Raw diets have been around for centuries and surged in popularity around 30 years ago. The average meal plan is simple: plenty of fresh fruits, vegetables, sprouted grains, seeds and nuts. Nothing is heated above 115 degrees Fahrenheit. Fruit is key in Garren’s world. “Not high protein consumption, not grains, definitely not dairy,” Garren says. “I have learned that the machine of a body loves simple, hydrating, raw, living foods that assist with cleansing and create an environment within for cellular regeneration.”

Moving to Southwest Florida in 2005 helped further his fruit-forward lifestyle. A couple years ago, he started Tropicalture, where he promotes the fruit-forward lifestyle and sells T-shirts. “Living here allows me to enjoy fruits of every season, every day, month to month, year-round,” he says. He and his wife, Lauren, cultivate a backyard garden in their Bonita Springs home, where they grow pounds of produce, including soursops, black sapotes, blueray blueberries, mangos, ice cream bananas, Barbados cherries, jackfruits and mulberries, along with a myriad of other fruits. They also grow herbs like sage, basil and parsley that offer flavor and health benefits.

Though the backyard is bountiful, the Rimondis call in for backup. Once a month, for the last four years, they’ve ordered around 40 pounds of bulk variety fruit from Homestead-based Miami Fruit, which lasts them about a week. They make rounds to local grocery and food vendors, too. “If my wife and I aren’t juicing at home, we enjoy picking up juice from our local friends over at JUICELATION. I’m also a big fan of Organically Twisted,” he says.

Raw diets aren’t for everyone. Blending, juicing, drying, soaking and sprouting are time-consuming. While a raw, high-fruit diet can provide plenty of fiber, vitamins and minerals, as well as cancer-fighting phytochemicals, adherents can become deficient in certain vitamins, per the Cleveland Clinic. Consulting your provider on what works for you is best.

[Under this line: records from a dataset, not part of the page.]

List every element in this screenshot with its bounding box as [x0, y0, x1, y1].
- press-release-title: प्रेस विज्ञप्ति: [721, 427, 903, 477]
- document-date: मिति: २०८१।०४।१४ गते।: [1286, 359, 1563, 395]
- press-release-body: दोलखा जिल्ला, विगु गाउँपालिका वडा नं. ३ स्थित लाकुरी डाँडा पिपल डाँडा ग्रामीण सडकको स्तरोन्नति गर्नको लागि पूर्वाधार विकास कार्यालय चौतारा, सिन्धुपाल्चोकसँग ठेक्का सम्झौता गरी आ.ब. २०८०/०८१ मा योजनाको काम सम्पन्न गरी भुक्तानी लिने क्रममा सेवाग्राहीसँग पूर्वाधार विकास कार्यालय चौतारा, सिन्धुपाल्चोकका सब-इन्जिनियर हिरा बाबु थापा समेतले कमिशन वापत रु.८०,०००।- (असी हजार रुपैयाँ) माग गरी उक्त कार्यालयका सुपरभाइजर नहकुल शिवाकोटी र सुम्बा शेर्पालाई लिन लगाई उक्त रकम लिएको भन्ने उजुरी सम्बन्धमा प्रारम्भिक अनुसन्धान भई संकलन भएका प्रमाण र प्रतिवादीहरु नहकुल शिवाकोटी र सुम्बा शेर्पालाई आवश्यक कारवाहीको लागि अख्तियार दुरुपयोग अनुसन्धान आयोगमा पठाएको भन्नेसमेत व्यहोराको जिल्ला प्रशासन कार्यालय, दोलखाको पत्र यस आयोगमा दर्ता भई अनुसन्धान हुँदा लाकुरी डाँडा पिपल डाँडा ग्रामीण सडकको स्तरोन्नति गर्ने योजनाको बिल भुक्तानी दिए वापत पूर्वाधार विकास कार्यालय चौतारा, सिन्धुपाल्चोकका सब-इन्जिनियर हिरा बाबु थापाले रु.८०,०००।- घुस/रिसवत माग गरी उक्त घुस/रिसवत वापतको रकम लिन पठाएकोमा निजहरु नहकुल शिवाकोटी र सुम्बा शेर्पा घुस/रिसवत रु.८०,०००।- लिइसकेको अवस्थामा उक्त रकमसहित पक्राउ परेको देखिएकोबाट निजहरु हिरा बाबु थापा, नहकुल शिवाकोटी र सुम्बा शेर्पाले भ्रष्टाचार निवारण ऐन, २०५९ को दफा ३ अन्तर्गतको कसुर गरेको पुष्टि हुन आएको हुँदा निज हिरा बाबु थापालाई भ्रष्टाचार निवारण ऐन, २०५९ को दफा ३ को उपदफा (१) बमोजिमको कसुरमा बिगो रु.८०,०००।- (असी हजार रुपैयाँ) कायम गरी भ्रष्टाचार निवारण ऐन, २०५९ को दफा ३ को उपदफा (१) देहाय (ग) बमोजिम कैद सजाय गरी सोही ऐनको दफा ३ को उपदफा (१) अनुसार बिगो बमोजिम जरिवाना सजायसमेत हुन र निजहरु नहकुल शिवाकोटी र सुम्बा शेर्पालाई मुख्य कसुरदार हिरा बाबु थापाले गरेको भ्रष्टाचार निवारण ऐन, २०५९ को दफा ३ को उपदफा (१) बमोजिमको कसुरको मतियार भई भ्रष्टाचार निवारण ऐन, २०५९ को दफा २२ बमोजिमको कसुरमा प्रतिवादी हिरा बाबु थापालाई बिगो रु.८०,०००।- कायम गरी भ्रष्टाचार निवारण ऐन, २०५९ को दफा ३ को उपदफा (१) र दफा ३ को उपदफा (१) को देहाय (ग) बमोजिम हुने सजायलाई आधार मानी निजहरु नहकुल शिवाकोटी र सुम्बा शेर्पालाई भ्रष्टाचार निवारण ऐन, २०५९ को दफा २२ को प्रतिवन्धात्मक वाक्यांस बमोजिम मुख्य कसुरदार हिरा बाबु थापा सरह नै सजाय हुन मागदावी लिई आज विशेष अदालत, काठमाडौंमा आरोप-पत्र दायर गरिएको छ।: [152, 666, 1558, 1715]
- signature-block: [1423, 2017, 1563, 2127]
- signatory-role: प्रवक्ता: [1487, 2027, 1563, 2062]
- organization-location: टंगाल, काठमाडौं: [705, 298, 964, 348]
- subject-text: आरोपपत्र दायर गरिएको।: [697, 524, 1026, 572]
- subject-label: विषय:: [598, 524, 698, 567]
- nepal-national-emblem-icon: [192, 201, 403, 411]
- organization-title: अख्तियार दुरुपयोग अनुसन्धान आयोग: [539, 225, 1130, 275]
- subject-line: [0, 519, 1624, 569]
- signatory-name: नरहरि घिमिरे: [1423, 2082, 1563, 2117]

The Rimondis aren’t 100 percent raw, either. They love to travel and indulge in new places through the local cuisine. At home, the couple eats lots of greens. “We try to get creative—we’ll do a Thai crunch salad with scallions, cilantro, basil from the garden, cucumber, romaine, lime, carrot, avocado, jalapeño and sesame-peanut dressing, and maybe some raw cashew crumbles to top it,” Garren says. “That’s just one of many.” They also enjoy sashimi, sushi rolls and cooked seafood. “This [raw] diet is a high majority concept more than it is quantified with percentages. I do eat differently than most, but it fits with the way I’ve set up my days,” Garren says.

For him, the health benefits of eating raw go beyond maintaining an ideal weight—though a low body fat percentage is certainly a perk. Regular blood tests confirm his levels are exactly where they need to be, with low lipid counts and stable glucose. He also sleeps better than ever, has less inflammation and bloating, and has lots of energy. “My skin is clear, and I’ve got healthy hair. I have a higher functioning lymph system—I’ve been sick only one time in the last five years,” he says. He likes that his diet connects him to nature and slow-living principles. He takes his time to listen to his body and draws from the bounty to nourish himself. “It takes discipline, but I’ve always enjoyed and respected the application of a consistent and disciplined lifestyle.”